It remains to be seen whether the person or persons who outed Ms. Plame committed a crime. It is clear that the person or persons who revealed the existence of the NSA program have done so.

And this is a crime that could have serious consequences. Those who have something to hide change their behavior when alerted they may be under surveillance. Since the New York Times story appeared, there has been a surge in the purchase of large quantities of disposable cell phones by people from the Middle East and Pakistan, ABC News reported Jan. 12th.

Disposable cell phones are popular with drug dealers and terrorists because they are all but impossible to track. Such phones were used as detonators in the Madrid train attacks in 2004.
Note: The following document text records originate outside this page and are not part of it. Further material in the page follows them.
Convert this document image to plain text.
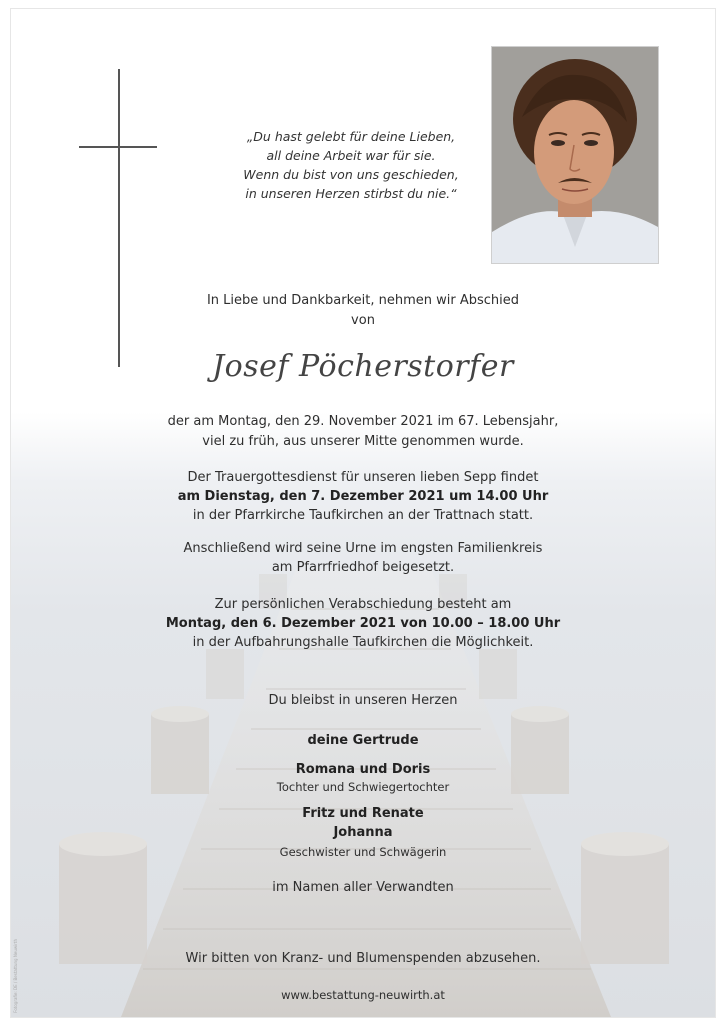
„Du hast gelebt für deine Lieben,
all deine Arbeit war für sie.
Wenn du bist von uns geschieden,
in unseren Herzen stirbst du nie.“
In Liebe und Dankbarkeit, nehmen wir Abschied
von
Josef Pöcherstorfer
der am Montag, den 29. November 2021 im 67. Lebensjahr,
viel zu früh, aus unserer Mitte genommen wurde.
Der Trauergottesdienst für unseren lieben Sepp findet
am Dienstag, den 7. Dezember 2021 um 14.00 Uhr
in der Pfarrkirche Taufkirchen an der Trattnach statt.
Anschließend wird seine Urne im engsten Familienkreis
am Pfarrfriedhof beigesetzt.
Zur persönlichen Verabschiedung besteht am
Montag, den 6. Dezember 2021 von 10.00 – 18.00 Uhr
in der Aufbahrungshalle Taufkirchen die Möglichkeit.
Du bleibst in unseren Herzen
deine Gertrude
Romana und Doris
Tochter und Schwiegertochter
Fritz und Renate
Johanna
Geschwister und Schwägerin
im Namen aller Verwandten
Wir bitten von Kranz- und Blumenspenden abzusehen.
www.bestattung-neuwirth.at
Fotografie: DE / Bestattung Neuwirth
Journalists excuse putting Americans at risk by disclosing information helpful to terrorists on the grounds of "the peoples' right to know." But "the peoples' right to know" apparently doesn't extend to major portions of the Barrett report, which is due to be released Thursday.

David Barrett is the independent counsel who investigated Henry Cisneros, secretary of housing and urban development in the Clinton administration.

Mr. Barrett reportedly found evidence of abuses of power by Clinton administration officials in the Justice department and the Internal Revenue Service.

Much of the Barrett report has been suppressed, without a murmur from journalists who complain about the NSA intercept program.

The entire Barrett report could be released without endangering national security, and it is about actual abuses of power, while critics have been unable to identify any in the NSA intercept program.

Apparently if the information is embarrassing to Democrats, the people don't have a right to know about it.